Boussole Europe un mouvement contre l’accord cadre

La Suisse est un pays qui ne fait pas parti de l’Union Européenne pourtant peu à peu elle est obligé d’appliquer certaines directives.

Boussole / Europe a pour objectif d’assurer une politique économique extérieure de la Suisse avec l’UE ouverte sur le monde et dynamique, tout particulièrement en ce qui concerne les relations avec nos principaux voisins européens. Nous soutenons la voie bilatérale de la Suisse, mais rejetons l’accord-cadre avec l’UE, car il prétérite de manière excessive l’autodétermination rendue possible par la démocratie directe, de même que la souveraineté de la Suisse.

La Suisse entretient depuis des années des relations fructueuses avec l’Union européenne (UE) et est consciente de sa position géographique ainsi que de son importance en Europe. C’est justement pour ces motifs que la Suisse cherche à renforcer ses liens avec l’Europe et avec le monde sur le plan de l’économie, de la politique, de la formation, de la science, de la société et de la culture. Elle entretient d’excellentes relations avec l’UE, qui insiste pourtant pour que la Suisse se rapproche encore d’elle en signant un accord institutionnel (InstA). Nous estimons que l’UE va trop loin et que cet accord-cadre ne correspond pas à notre conception de l’État, fondée sur le fédéralisme et la démocratie directe. L’accord-cadre dans sa version actuelle n’est pas la bonne voie pour la Suisse. Avec les accords bilatéraux I et II, et avec l’accord de libre-échange de 1972, nous disposons d’un ensemble d’accords sur mesure conclus avec l’UE.

L’accord-cadre institutionnel est un contrat mal négocié qui nuit à la Suisse.

La Suisse et l’Europe ont besoin de relations constructives basées sur un pied d’égalité.

L’accord-cadre prévu ne respecte pas système politique de la Suisse.

L’adoption de facto automatique de la législation européenne sape la souveraineté de la Suisse.

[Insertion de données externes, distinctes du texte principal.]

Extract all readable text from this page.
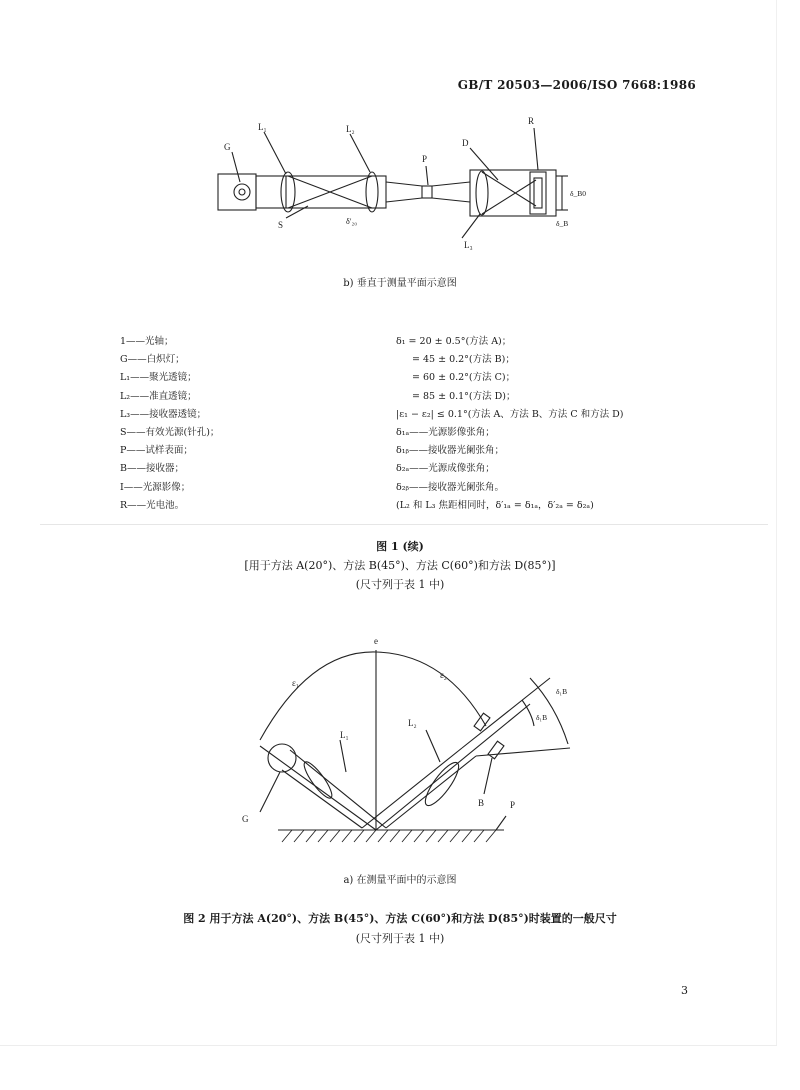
GB/T 20503—2006/ISO 7668:1986
G
L₁	L₂
S	δ′₂₀
P
D
R
L₃
δ_B0
δ_B
b) 垂直于测量平面示意图
1——光轴；
G——白炽灯；
L₁——聚光透镜；
L₂——准直透镜；
L₃——接收器透镜；
S——有效光源(针孔)；
P——试样表面；
B——接收器；
I——光源影像；
R——光电池。
δ₁ = 20 ± 0.5°(方法 A)；
= 45 ± 0.2°(方法 B)；
= 60 ± 0.2°(方法 C)；
= 85 ± 0.1°(方法 D)；
|ε₁ − ε₂| ≤ 0.1°(方法 A、方法 B、方法 C 和方法 D)
δ₁ₐ——光源影像张角；
δ₁ᵦ——接收器光阑张角；
δ₂ₐ——光源成像张角；
δ₂ᵦ——接收器光阑张角。
(L₂ 和 L₃ 焦距相同时，δ′₁ₐ = δ₁ₐ，δ′₂ₐ = δ₂ₐ)
图 1 (续)
[用于方法 A(20°)、方法 B(45°)、方法 C(60°)和方法 D(85°)]
(尺寸列于表 1 中)
e
ε₁
ε₂
L₁
L₂
G
B	P
δ₁B
δ₁B
a) 在测量平面中的示意图
图 2 用于方法 A(20°)、方法 B(45°)、方法 C(60°)和方法 D(85°)时装置的一般尺寸
(尺寸列于表 1 中)
3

L’accord cadre c’est quoi ?

La Suisse et l’Union européenne sont liées par cinq accords bilatéraux dits d’accès au marché: la libre circulation des personnes, les transports terrestres, les transports aériens, les obstacles techniques au commerce et l’agriculture. Pour que ces accords restent d’actualité, ils doivent régulièrement être adaptés à l’évolution du droit européen et intégrés dans le droit suisse.

Actuellement, la Suisse le fait en général sur une base volontaire. Mais elle garde en principe la liberté de refuser certains éléments du droit européen. Cette situation ne plaît pas à l’UE qui menace de laisser s’éroder les accords actuels et de ne pas en signer de nouveaux.

L’accord institutionnel Suisse-UE est la solution trouvée par les deux parties pour que ces accords soient régulièrement mis à jour et appliqués de façon harmonieuse. Il prévoit que la Suisse reprenne le droit européen de manière presque systématique. Il s’agit d’une perte de souveraineté, dénonce l’UDC, qui s’oppose vivement au texte.